Tough talk about the city's budget isn't what people want to hear. Politicians long ago learned that it's easier to promise a chicken in every pot than face the reality of a poultry and cookware shortage. It's human nature to prefer good news to bad.

Nor would we suggest that the city shouldn't change some of its budget priorities. It's merely that if someone is going to promise to spend more money, he or she ought to be required to explain how any proposed expansion in taxpayer-funded city services will be financed. What taxes will be increased and/or what current spending will be cut?
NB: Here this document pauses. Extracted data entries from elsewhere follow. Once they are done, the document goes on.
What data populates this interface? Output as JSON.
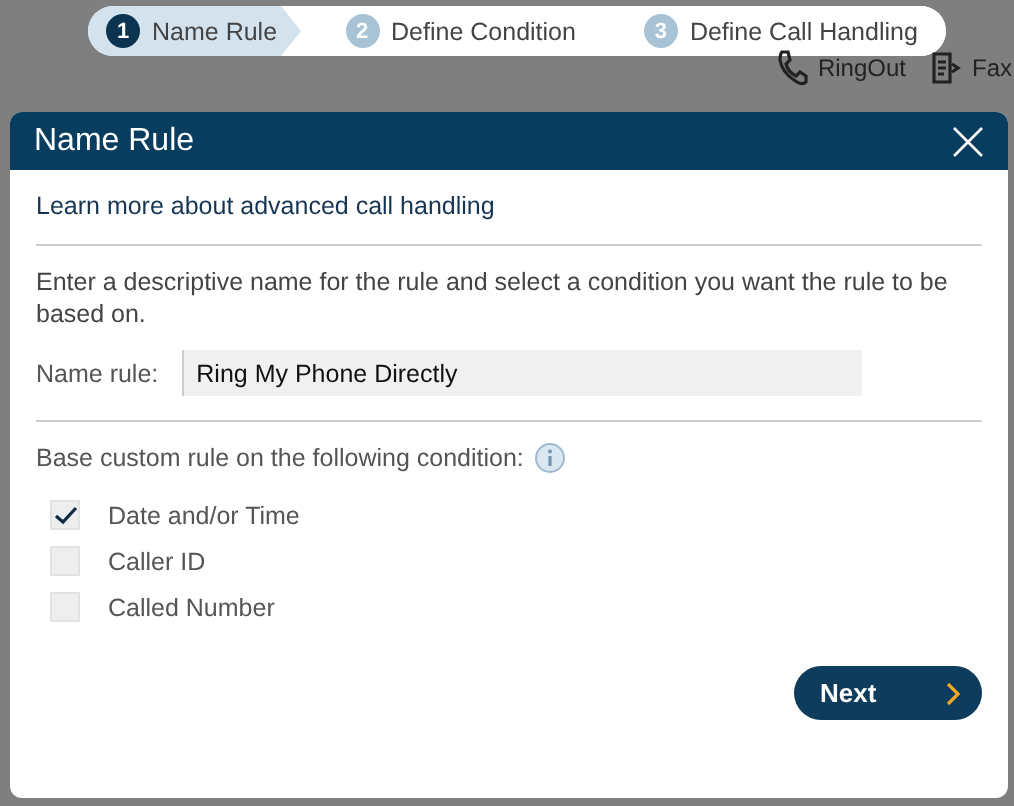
{
  "steps": [
    {
      "number": "1",
      "label": "Name Rule",
      "selected": true
    },
    {
      "number": "2",
      "label": "Define Condition",
      "selected": false
    },
    {
      "number": "3",
      "label": "Define Call Handling",
      "selected": false
    }
  ],
  "toolbar": [
    {
      "kind": "phone",
      "label": "RingOut"
    },
    {
      "kind": "fax",
      "label": "Fax"
    }
  ],
  "dialog": {
    "title": "Name Rule",
    "link": "Learn more about advanced call handling",
    "intro": "Enter a descriptive name for the rule and select a condition you want the rule to be based on.",
    "name_field": {
      "label": "Name rule:",
      "value": "Ring My Phone Directly"
    },
    "condition_heading": "Base custom rule on the following condition:",
    "conditions": [
      {
        "label": "Date and/or Time",
        "checked": true
      },
      {
        "label": "Caller ID",
        "checked": false
      },
      {
        "label": "Called Number",
        "checked": false
      }
    ],
    "next_button": "Next"
  }
}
It's frustrating that Baltimore had to cut summer jobs. That's a program that helps reduce crime and offers young people a vital opportunity to be productive members of society. It was the last program to fall under the budget ax this year, and perhaps there are legitimate savings to be found elsewhere that might rescue the program in 2012.

But cutting funds to the Inner Harbor, a major source of employment for young people in this city, would seem a pretty irresponsible way to generate jobs. The bathrooms at the harbor may seem gleaming compared to those in some city schools, as one BUILD coalition leader complained, but the moment tourists no longer choose to visit downtown Baltimore is the day the city government will be forced to make even steeper cuts to its budget. Besides, keeping those Inner Harbor bathrooms clean (and the stores staffed and burgers flipped) is just the kind of job Baltimore's youth could fill.

Hard times aren't going away. Government forecasts predict at least two more years of high unemployment. City voters need more from their candidates than big promises. They deserve to hear the unvarnished truth.